On réserva un appartement particulier pour Verhoef…, mais il demanda à pouvoir rester parmi les soldats. Il avait une aversion pour les mesures d’exception réservées aux officiers.

Des marins français dont le navire était ancré au port, vinrent à bord, chargés de poisson frit et de pommes de terre. Leurs bons yeux reflétaient une sincère pitié pour les Belges avec lesquels ils lièrent immédiatement une cordiale conversation, admirant les fusils et les baïonnettes et s’extasiant sur la besogne formidable que ces armes avaient accomplie.

Des dames s’amenèrent à bord avec des brassées de cadeaux.

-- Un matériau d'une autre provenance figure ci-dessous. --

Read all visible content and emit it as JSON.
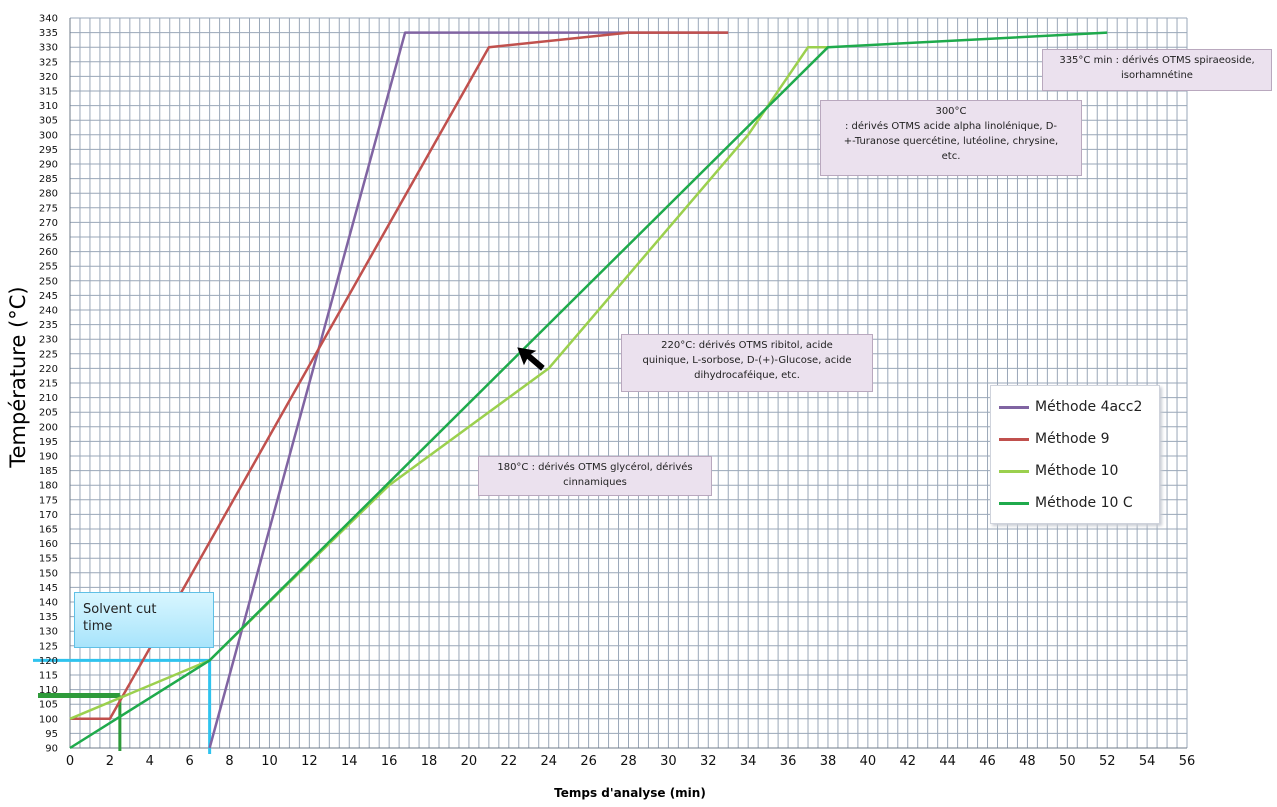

— Je voudrais pouvoir me reposer, pensa Verhoef. Il regrettait en ce moment de ne pas avoir accepté la chambre particulière qu’on lui avait offerte. Tout ce va et vient, quoiqu’il fut animé des meilleures intentions, le gênait. Les visites cessèrent cependant relativement vite. Le calme règna bientôt dans les salles, et se propagea par tout le navire qui portait tant de mutilés et d’épaves humaines en son sein.

— Berthe ! Berthe ! répétait Verhoef en pleurant.

Où était-elle ? Où était son père ?

S’étaient-ils enfuis ou étaient-ils restés dans cette tourmente de la mort ?

Étaient-ils blessés, morts peut-être ?…

Si elle avait dû périr par la mitraille ennemie, il implorerait Dieu de mettre fin à sa vie, pour pouvoir trouver le repos sous l’herbe qui efface.

Mais comment aurait-il des nouvelles ?

Il se rappela ce dernier soir passé dans la bonne vieille et hospitalière maison à Dixmude !

Oh, malédiction, quelles choses affreuses s’étaient donc passées depuis lors ! Tout ce terrible drame de l’Yser !

Et Antoine Deraedt ! Où était-il son cher ami ? Était-il mort où en convalescence ?

Le sommeil le tenailla enfin et mit fin à ses angoissantes réflexions. Le corps fatigué exigeait du repos et le pauvre lieutenant qui avait largement payé son tribut à la patrie, s’endormit.

Ce sommeil lui fut salutaire car au matin il était plus courageux et plus optimiste que la veille.

Il devait partir à nouveau ; ainsi que beaucoup d’autres blessés on le transporterait en Angleterre. C’était nécessaire d’ailleurs car les convois de blessés devenaient de plus en plus nombreux et il fallait faire place pour les nouveaux arrivants…

C’était en vain que le lieutenant Verhoef demanda à pouvoir rester… Le soleil n’avait pas atteint son périhélie qu’il vit disparaître la côte française. Il pleurait Berthe maintenant, sa mutilation, sa pauvre patrie, cette affreuse détresse engendrée par cette guerre cruelle.